There has been much activity in the past 18 months as the European insurance market has acted to address new obligations arising from the EU’s Environmental Liability Directive

There has been much activity in the past 18 months as the European insurance market has acted to address new obligations arising from the EU’s Environmental Liability Directive, which came into force in April 2007. Unfortunately, as demonstrated earlier in the year by FERMA’s call for action by the insurance industry, the response of most of the market has been sorely inadequate. The products which have been introduced thus far are primarily liability products and do little to protect companies from the losses they are actually more likely to incur.

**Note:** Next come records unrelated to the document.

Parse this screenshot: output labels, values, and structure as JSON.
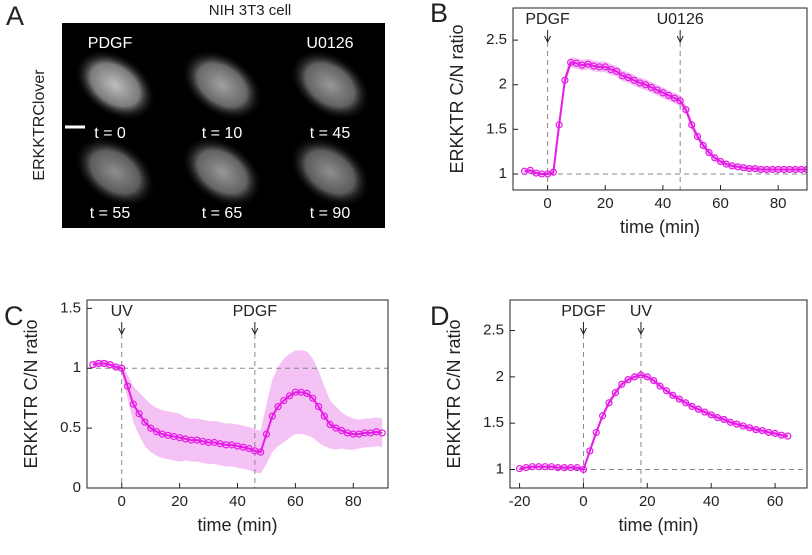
{
  "panel_a": {
    "label": "A",
    "title": "NIH 3T3 cell",
    "ylabel": "ERKKTRClover",
    "treatments": [
      "PDGF",
      "U0126"
    ],
    "times": [
      "t = 0",
      "t = 10",
      "t = 45",
      "t = 55",
      "t = 65",
      "t = 90"
    ]
  },
  "chart_data": [
    {
      "type": "line",
      "panel": "B",
      "xlabel": "time (min)",
      "ylabel": "ERKKTR C/N ratio",
      "color": "#e619e6",
      "band_color": "#f2b3f2",
      "xlim": [
        -12,
        90
      ],
      "xticks": [
        0,
        20,
        40,
        60,
        80
      ],
      "ylim": [
        0.82,
        2.86
      ],
      "yticks": [
        1,
        1.5,
        2,
        2.5
      ],
      "hlines": [
        1
      ],
      "annotations": [
        {
          "text": "PDGF",
          "x": 0
        },
        {
          "text": "U0126",
          "x": 46
        }
      ],
      "x": [
        -8,
        -6,
        -4,
        -2,
        0,
        2,
        4,
        6,
        8,
        10,
        12,
        14,
        16,
        18,
        20,
        22,
        24,
        26,
        28,
        30,
        32,
        34,
        36,
        38,
        40,
        42,
        44,
        46,
        48,
        50,
        52,
        54,
        56,
        58,
        60,
        62,
        64,
        66,
        68,
        70,
        72,
        74,
        76,
        78,
        80,
        82,
        84,
        86,
        88,
        90
      ],
      "values": [
        1.03,
        1.04,
        1.01,
        1.0,
        1.0,
        1.02,
        1.55,
        2.05,
        2.25,
        2.24,
        2.22,
        2.23,
        2.21,
        2.2,
        2.2,
        2.17,
        2.15,
        2.1,
        2.08,
        2.05,
        2.02,
        2.0,
        1.97,
        1.94,
        1.91,
        1.88,
        1.85,
        1.82,
        1.72,
        1.55,
        1.42,
        1.32,
        1.24,
        1.18,
        1.14,
        1.11,
        1.09,
        1.08,
        1.07,
        1.06,
        1.06,
        1.05,
        1.05,
        1.05,
        1.05,
        1.05,
        1.05,
        1.05,
        1.05,
        1.05
      ],
      "errors": [
        0.02,
        0.02,
        0.02,
        0.02,
        0.02,
        0.03,
        0.05,
        0.06,
        0.06,
        0.06,
        0.06,
        0.06,
        0.06,
        0.06,
        0.06,
        0.06,
        0.06,
        0.06,
        0.06,
        0.06,
        0.06,
        0.06,
        0.06,
        0.06,
        0.06,
        0.06,
        0.06,
        0.06,
        0.05,
        0.05,
        0.04,
        0.04,
        0.03,
        0.03,
        0.03,
        0.03,
        0.03,
        0.03,
        0.03,
        0.03,
        0.03,
        0.03,
        0.03,
        0.03,
        0.03,
        0.03,
        0.03,
        0.03,
        0.03,
        0.03
      ]
    },
    {
      "type": "line",
      "panel": "C",
      "xlabel": "time (min)",
      "ylabel": "ERKKTR C/N ratio",
      "color": "#e619e6",
      "band_color": "#f2b3f2",
      "xlim": [
        -12,
        92
      ],
      "xticks": [
        0,
        20,
        40,
        60,
        80
      ],
      "ylim": [
        0,
        1.57
      ],
      "yticks": [
        0,
        0.5,
        1,
        1.5
      ],
      "hlines": [
        1
      ],
      "annotations": [
        {
          "text": "UV",
          "x": 0
        },
        {
          "text": "PDGF",
          "x": 46
        }
      ],
      "x": [
        -10,
        -8,
        -6,
        -4,
        -2,
        0,
        2,
        4,
        6,
        8,
        10,
        12,
        14,
        16,
        18,
        20,
        22,
        24,
        26,
        28,
        30,
        32,
        34,
        36,
        38,
        40,
        42,
        44,
        46,
        48,
        50,
        52,
        54,
        56,
        58,
        60,
        62,
        64,
        66,
        68,
        70,
        72,
        74,
        76,
        78,
        80,
        82,
        84,
        86,
        88,
        90
      ],
      "values": [
        1.03,
        1.04,
        1.04,
        1.03,
        1.01,
        1.0,
        0.85,
        0.7,
        0.62,
        0.55,
        0.5,
        0.47,
        0.45,
        0.44,
        0.43,
        0.42,
        0.41,
        0.4,
        0.4,
        0.39,
        0.38,
        0.38,
        0.37,
        0.36,
        0.36,
        0.35,
        0.34,
        0.33,
        0.31,
        0.3,
        0.45,
        0.6,
        0.68,
        0.73,
        0.77,
        0.8,
        0.8,
        0.79,
        0.75,
        0.68,
        0.6,
        0.53,
        0.5,
        0.48,
        0.46,
        0.45,
        0.45,
        0.46,
        0.46,
        0.47,
        0.46
      ],
      "errors": [
        0.03,
        0.03,
        0.03,
        0.03,
        0.03,
        0.03,
        0.1,
        0.15,
        0.18,
        0.2,
        0.2,
        0.2,
        0.2,
        0.2,
        0.2,
        0.2,
        0.18,
        0.18,
        0.18,
        0.18,
        0.18,
        0.18,
        0.18,
        0.18,
        0.18,
        0.18,
        0.18,
        0.18,
        0.18,
        0.18,
        0.25,
        0.3,
        0.33,
        0.35,
        0.35,
        0.35,
        0.35,
        0.35,
        0.33,
        0.3,
        0.25,
        0.2,
        0.18,
        0.15,
        0.14,
        0.13,
        0.12,
        0.12,
        0.12,
        0.12,
        0.12
      ]
    },
    {
      "type": "line",
      "panel": "D",
      "xlabel": "time (min)",
      "ylabel": "ERKKTR C/N ratio",
      "color": "#e619e6",
      "band_color": "#f2b3f2",
      "xlim": [
        -23,
        70
      ],
      "xticks": [
        -20,
        0,
        20,
        40,
        60
      ],
      "ylim": [
        0.8,
        2.83
      ],
      "yticks": [
        1,
        1.5,
        2,
        2.5
      ],
      "hlines": [
        1
      ],
      "annotations": [
        {
          "text": "PDGF",
          "x": 0
        },
        {
          "text": "UV",
          "x": 18
        }
      ],
      "x": [
        -20,
        -18,
        -16,
        -14,
        -12,
        -10,
        -8,
        -6,
        -4,
        -2,
        0,
        2,
        4,
        6,
        8,
        10,
        12,
        14,
        16,
        18,
        20,
        22,
        24,
        26,
        28,
        30,
        32,
        34,
        36,
        38,
        40,
        42,
        44,
        46,
        48,
        50,
        52,
        54,
        56,
        58,
        60,
        62,
        64
      ],
      "values": [
        1.01,
        1.02,
        1.03,
        1.03,
        1.03,
        1.03,
        1.02,
        1.02,
        1.02,
        1.02,
        1.0,
        1.2,
        1.4,
        1.58,
        1.72,
        1.83,
        1.92,
        1.97,
        2.0,
        2.02,
        2.0,
        1.96,
        1.9,
        1.85,
        1.8,
        1.76,
        1.72,
        1.68,
        1.65,
        1.62,
        1.59,
        1.56,
        1.54,
        1.51,
        1.49,
        1.47,
        1.45,
        1.43,
        1.42,
        1.4,
        1.39,
        1.37,
        1.36
      ],
      "errors": [
        0.02,
        0.02,
        0.02,
        0.02,
        0.02,
        0.02,
        0.02,
        0.02,
        0.02,
        0.02,
        0.02,
        0.03,
        0.03,
        0.03,
        0.03,
        0.03,
        0.03,
        0.03,
        0.03,
        0.03,
        0.03,
        0.03,
        0.03,
        0.03,
        0.03,
        0.03,
        0.03,
        0.03,
        0.03,
        0.03,
        0.03,
        0.03,
        0.03,
        0.03,
        0.03,
        0.03,
        0.03,
        0.03,
        0.03,
        0.03,
        0.03,
        0.03,
        0.03
      ]
    }
  ]
}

Most European companies spend a great deal more money cleaning up their own current and former facilities than they do responding to third party pollution claims. This makes environmental risk as much a first-party risk as a liability risk. However, most current policies fail to address these first-party cleanup costs, or provide extremely low sub limits. With the additional public and shareholder pressure and more onerous accounting standards, companies are increasingly aware that their pollution risks are broader than once thought and can have a direct balance sheet impact in the form of reduced property values and reserves.

It is understandable why insurers would tread carefully in this area, as most do not have specific experience or dedicated underwriting capability. However, policies that address the full spectrum of environmental risks are now available in the market, including coverage for a wide range of exposures such as the cleanup of property in the absence of a third- party claim, biodiversity damage, first party business interruption, pre-existing pollution conditions, mergers and acquisitions and property transactions, multinational businesses with global coverage and local policies and management liability for pollution issues.

Risk managers should be asking their brokers to look beyond what typical property and casualty markets are willing to offer, and to consider a product which addresses their true exposures.